Dave Seidel: For my computer music, I use Csound, generally with blue or CsoundQT as a compositional front end. Both are capable of being used for performance as well, but personally I don't like to manipulate a mouse or a keyboard (computer or musical) when performing. So I've mostly used the computer to generate composed, fixed-media pieces and also perform mostly-improvised pieces using mostly analog hardware such as Moogerfoogers and other boxes. But I'm starting to figure out how to combine these worlds in a way that's satisfying to me. For Prism, Mirror, Lens, I play a SHNTH (which is a self-contained digital instrument) though realtime Csound processing. Csound is running on the laptop. but I'm using a Arduino-based device called a rePatcher to control Csound, so I don't have to touch the computer once the piece starts. The rePatcher has a six knobs and six patchbays that can be mapped to whatever you like. I use a little Processing program (written by J. Siemasko, who makes music as Schemawound) that translates the rePatcher output into OSC, and I read the OSC messages in Csound. I really like the rePatcher+Csound combination, which feels like I'm actually playing something. A knob is always better than a mouse, as far I'm concerned.

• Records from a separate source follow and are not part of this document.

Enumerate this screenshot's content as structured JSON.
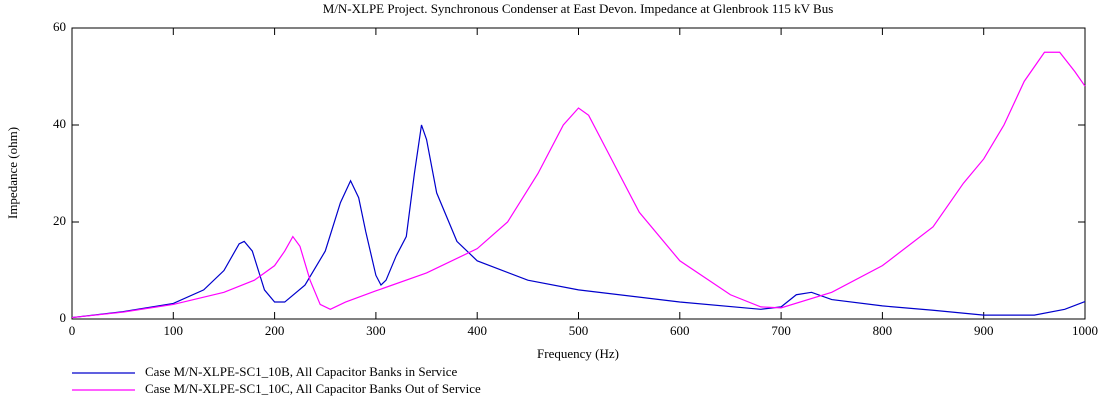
{
  "chart_data": {
    "type": "line",
    "title": "M/N-XLPE Project. Synchronous Condenser at East Devon. Impedance at Glenbrook 115 kV Bus",
    "x_label": "Frequency (Hz)",
    "y_label": "Impedance (ohm)",
    "xlim": [
      0,
      1000
    ],
    "xticks": [
      0,
      100,
      200,
      300,
      400,
      500,
      600,
      700,
      800,
      900,
      1000
    ],
    "ylim": [
      0,
      60
    ],
    "yticks": [
      0,
      20,
      40,
      60
    ],
    "grid": false,
    "series": [
      {
        "name": "Case M/N-XLPE-SC1_10B, All Capacitor Banks in Service",
        "color": "#0000cc",
        "x": [
          0,
          50,
          100,
          130,
          150,
          165,
          170,
          178,
          190,
          200,
          210,
          230,
          250,
          265,
          275,
          283,
          290,
          300,
          305,
          310,
          320,
          330,
          338,
          345,
          350,
          360,
          380,
          400,
          450,
          500,
          600,
          680,
          700,
          715,
          730,
          750,
          800,
          850,
          900,
          950,
          980,
          1000
        ],
        "values": [
          0.3,
          1.5,
          3.2,
          6,
          10,
          15.5,
          16,
          14,
          6,
          3.5,
          3.5,
          7,
          14,
          24,
          28.5,
          25,
          18,
          9,
          7,
          8,
          13,
          17,
          30,
          40,
          37,
          26,
          16,
          12,
          8,
          6,
          3.5,
          2,
          2.5,
          5,
          5.5,
          4,
          2.7,
          1.8,
          0.8,
          0.8,
          2,
          3.6
        ]
      },
      {
        "name": "Case M/N-XLPE-SC1_10C, All Capacitor Banks Out of Service",
        "color": "#ff00ff",
        "x": [
          0,
          50,
          100,
          150,
          180,
          200,
          210,
          218,
          225,
          235,
          245,
          255,
          270,
          300,
          350,
          400,
          430,
          460,
          485,
          500,
          510,
          530,
          560,
          600,
          650,
          680,
          700,
          750,
          800,
          850,
          880,
          900,
          920,
          940,
          960,
          975,
          990,
          1000
        ],
        "values": [
          0.3,
          1.4,
          3,
          5.5,
          8,
          11,
          14,
          17,
          15,
          8,
          3,
          2,
          3.5,
          5.8,
          9.5,
          14.5,
          20,
          30,
          40,
          43.5,
          42,
          34,
          22,
          12,
          5,
          2.5,
          2.3,
          5.5,
          11,
          19,
          28,
          33,
          40,
          49,
          55,
          55,
          51,
          48
        ]
      }
    ]
  }
}
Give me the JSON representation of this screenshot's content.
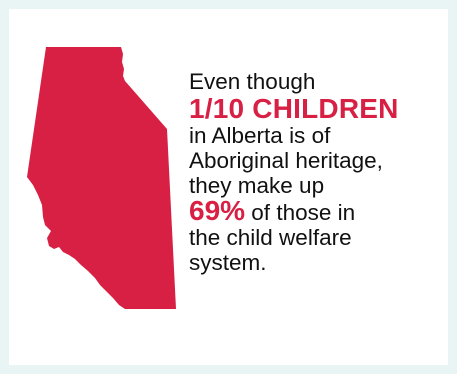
{
  "theme": {
    "background": "#e9f5f4",
    "card": "#ffffff",
    "accent": "#d81f44",
    "text": "#111111"
  },
  "map": {
    "icon": "alberta-map-icon",
    "color": "#d81f44"
  },
  "text": {
    "line1": "Even though",
    "highlight1": "1/10 CHILDREN",
    "line3": "in Alberta is of",
    "line4": "Aboriginal heritage,",
    "line5": "they make up",
    "highlight2": "69%",
    "line6_rest": " of those in",
    "line7": "the child welfare",
    "line8": "system."
  }
}
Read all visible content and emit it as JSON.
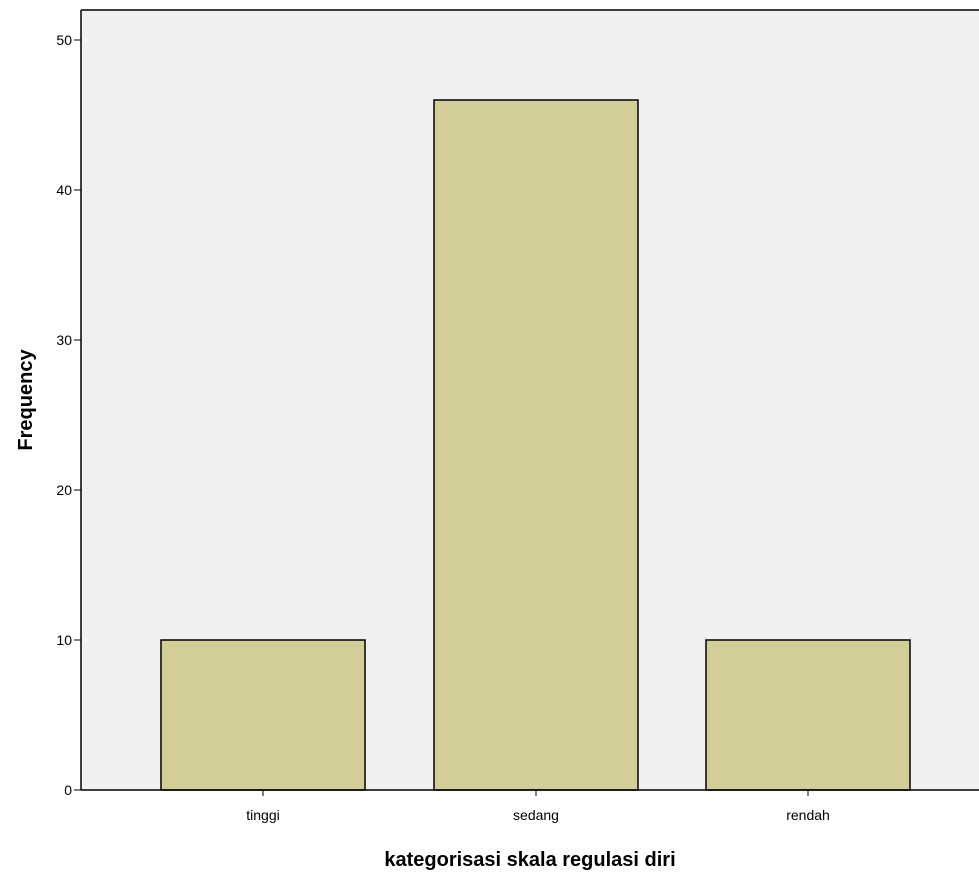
{
  "chart_data": {
    "type": "bar",
    "title": "",
    "xlabel": "kategorisasi skala regulasi diri",
    "ylabel": "Frequency",
    "categories": [
      "tinggi",
      "sedang",
      "rendah"
    ],
    "values": [
      10,
      46,
      10
    ],
    "ylim": [
      0,
      52
    ],
    "yticks": [
      0,
      10,
      20,
      30,
      40,
      50
    ],
    "grid": false,
    "legend": "none",
    "colors": {
      "bar_fill": "#d3ce97",
      "bar_stroke": "#000000",
      "plot_background": "#f0f0f0",
      "axis": "#000000"
    }
  }
}
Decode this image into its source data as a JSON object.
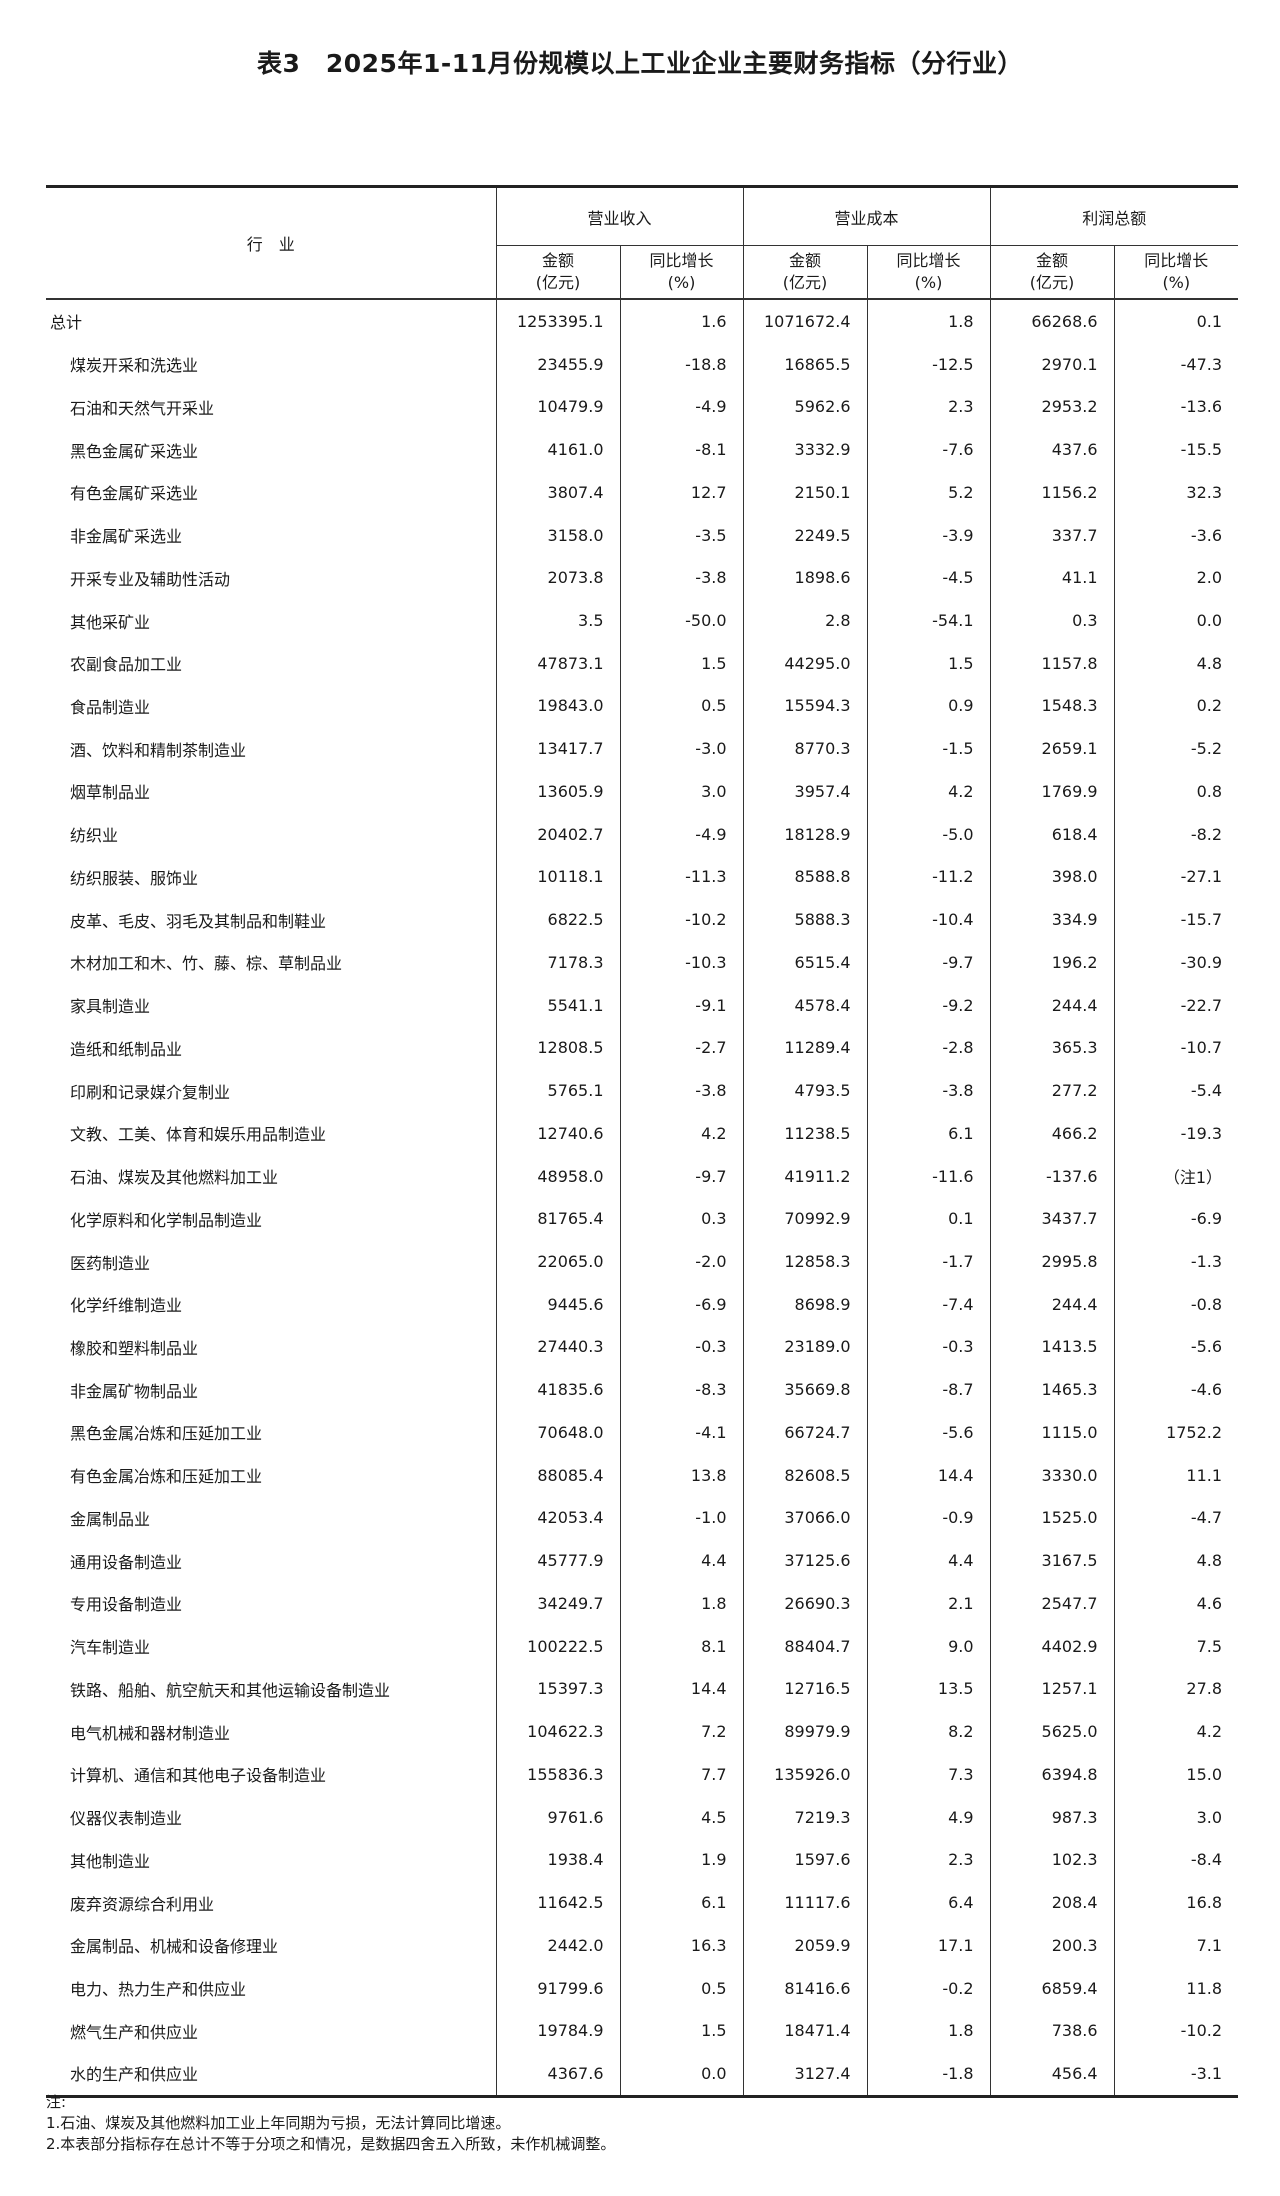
{
  "title": "表3　2025年1-11月份规模以上工业企业主要财务指标（分行业）",
  "header": {
    "industry": "行　业",
    "groups": [
      "营业收入",
      "营业成本",
      "利润总额"
    ],
    "amount_line1": "金额",
    "amount_line2": "(亿元)",
    "growth_line1": "同比增长",
    "growth_line2": "(%)"
  },
  "rows": [
    [
      "总计",
      "1253395.1",
      "1.6",
      "1071672.4",
      "1.8",
      "66268.6",
      "0.1"
    ],
    [
      "煤炭开采和洗选业",
      "23455.9",
      "-18.8",
      "16865.5",
      "-12.5",
      "2970.1",
      "-47.3"
    ],
    [
      "石油和天然气开采业",
      "10479.9",
      "-4.9",
      "5962.6",
      "2.3",
      "2953.2",
      "-13.6"
    ],
    [
      "黑色金属矿采选业",
      "4161.0",
      "-8.1",
      "3332.9",
      "-7.6",
      "437.6",
      "-15.5"
    ],
    [
      "有色金属矿采选业",
      "3807.4",
      "12.7",
      "2150.1",
      "5.2",
      "1156.2",
      "32.3"
    ],
    [
      "非金属矿采选业",
      "3158.0",
      "-3.5",
      "2249.5",
      "-3.9",
      "337.7",
      "-3.6"
    ],
    [
      "开采专业及辅助性活动",
      "2073.8",
      "-3.8",
      "1898.6",
      "-4.5",
      "41.1",
      "2.0"
    ],
    [
      "其他采矿业",
      "3.5",
      "-50.0",
      "2.8",
      "-54.1",
      "0.3",
      "0.0"
    ],
    [
      "农副食品加工业",
      "47873.1",
      "1.5",
      "44295.0",
      "1.5",
      "1157.8",
      "4.8"
    ],
    [
      "食品制造业",
      "19843.0",
      "0.5",
      "15594.3",
      "0.9",
      "1548.3",
      "0.2"
    ],
    [
      "酒、饮料和精制茶制造业",
      "13417.7",
      "-3.0",
      "8770.3",
      "-1.5",
      "2659.1",
      "-5.2"
    ],
    [
      "烟草制品业",
      "13605.9",
      "3.0",
      "3957.4",
      "4.2",
      "1769.9",
      "0.8"
    ],
    [
      "纺织业",
      "20402.7",
      "-4.9",
      "18128.9",
      "-5.0",
      "618.4",
      "-8.2"
    ],
    [
      "纺织服装、服饰业",
      "10118.1",
      "-11.3",
      "8588.8",
      "-11.2",
      "398.0",
      "-27.1"
    ],
    [
      "皮革、毛皮、羽毛及其制品和制鞋业",
      "6822.5",
      "-10.2",
      "5888.3",
      "-10.4",
      "334.9",
      "-15.7"
    ],
    [
      "木材加工和木、竹、藤、棕、草制品业",
      "7178.3",
      "-10.3",
      "6515.4",
      "-9.7",
      "196.2",
      "-30.9"
    ],
    [
      "家具制造业",
      "5541.1",
      "-9.1",
      "4578.4",
      "-9.2",
      "244.4",
      "-22.7"
    ],
    [
      "造纸和纸制品业",
      "12808.5",
      "-2.7",
      "11289.4",
      "-2.8",
      "365.3",
      "-10.7"
    ],
    [
      "印刷和记录媒介复制业",
      "5765.1",
      "-3.8",
      "4793.5",
      "-3.8",
      "277.2",
      "-5.4"
    ],
    [
      "文教、工美、体育和娱乐用品制造业",
      "12740.6",
      "4.2",
      "11238.5",
      "6.1",
      "466.2",
      "-19.3"
    ],
    [
      "石油、煤炭及其他燃料加工业",
      "48958.0",
      "-9.7",
      "41911.2",
      "-11.6",
      "-137.6",
      "（注1）"
    ],
    [
      "化学原料和化学制品制造业",
      "81765.4",
      "0.3",
      "70992.9",
      "0.1",
      "3437.7",
      "-6.9"
    ],
    [
      "医药制造业",
      "22065.0",
      "-2.0",
      "12858.3",
      "-1.7",
      "2995.8",
      "-1.3"
    ],
    [
      "化学纤维制造业",
      "9445.6",
      "-6.9",
      "8698.9",
      "-7.4",
      "244.4",
      "-0.8"
    ],
    [
      "橡胶和塑料制品业",
      "27440.3",
      "-0.3",
      "23189.0",
      "-0.3",
      "1413.5",
      "-5.6"
    ],
    [
      "非金属矿物制品业",
      "41835.6",
      "-8.3",
      "35669.8",
      "-8.7",
      "1465.3",
      "-4.6"
    ],
    [
      "黑色金属冶炼和压延加工业",
      "70648.0",
      "-4.1",
      "66724.7",
      "-5.6",
      "1115.0",
      "1752.2"
    ],
    [
      "有色金属冶炼和压延加工业",
      "88085.4",
      "13.8",
      "82608.5",
      "14.4",
      "3330.0",
      "11.1"
    ],
    [
      "金属制品业",
      "42053.4",
      "-1.0",
      "37066.0",
      "-0.9",
      "1525.0",
      "-4.7"
    ],
    [
      "通用设备制造业",
      "45777.9",
      "4.4",
      "37125.6",
      "4.4",
      "3167.5",
      "4.8"
    ],
    [
      "专用设备制造业",
      "34249.7",
      "1.8",
      "26690.3",
      "2.1",
      "2547.7",
      "4.6"
    ],
    [
      "汽车制造业",
      "100222.5",
      "8.1",
      "88404.7",
      "9.0",
      "4402.9",
      "7.5"
    ],
    [
      "铁路、船舶、航空航天和其他运输设备制造业",
      "15397.3",
      "14.4",
      "12716.5",
      "13.5",
      "1257.1",
      "27.8"
    ],
    [
      "电气机械和器材制造业",
      "104622.3",
      "7.2",
      "89979.9",
      "8.2",
      "5625.0",
      "4.2"
    ],
    [
      "计算机、通信和其他电子设备制造业",
      "155836.3",
      "7.7",
      "135926.0",
      "7.3",
      "6394.8",
      "15.0"
    ],
    [
      "仪器仪表制造业",
      "9761.6",
      "4.5",
      "7219.3",
      "4.9",
      "987.3",
      "3.0"
    ],
    [
      "其他制造业",
      "1938.4",
      "1.9",
      "1597.6",
      "2.3",
      "102.3",
      "-8.4"
    ],
    [
      "废弃资源综合利用业",
      "11642.5",
      "6.1",
      "11117.6",
      "6.4",
      "208.4",
      "16.8"
    ],
    [
      "金属制品、机械和设备修理业",
      "2442.0",
      "16.3",
      "2059.9",
      "17.1",
      "200.3",
      "7.1"
    ],
    [
      "电力、热力生产和供应业",
      "91799.6",
      "0.5",
      "81416.6",
      "-0.2",
      "6859.4",
      "11.8"
    ],
    [
      "燃气生产和供应业",
      "19784.9",
      "1.5",
      "18471.4",
      "1.8",
      "738.6",
      "-10.2"
    ],
    [
      "水的生产和供应业",
      "4367.6",
      "0.0",
      "3127.4",
      "-1.8",
      "456.4",
      "-3.1"
    ]
  ],
  "notes": {
    "label": "注:",
    "items": [
      "1.石油、煤炭及其他燃料加工业上年同期为亏损，无法计算同比增速。",
      "2.本表部分指标存在总计不等于分项之和情况，是数据四舍五入所致，未作机械调整。"
    ]
  }
}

I also have a CV-to-MIDI converter that I plan to use to connect Csound with hardware devices.
UnTwelve: Does your interest in rational pitch relationships ever lead you to explore *irrational* ones? How do you go about picking a pitch gamut or set?
Dave Seidel: I have a special interest in rational intervals, but I think it's all grist for the mill. In ~60 Hz, which is all sine waves, there's a section where I include an interval based on the golden ratio, 1.618:1, because I like the "flavor" it lends to a harmonic structure that is otherwise rational.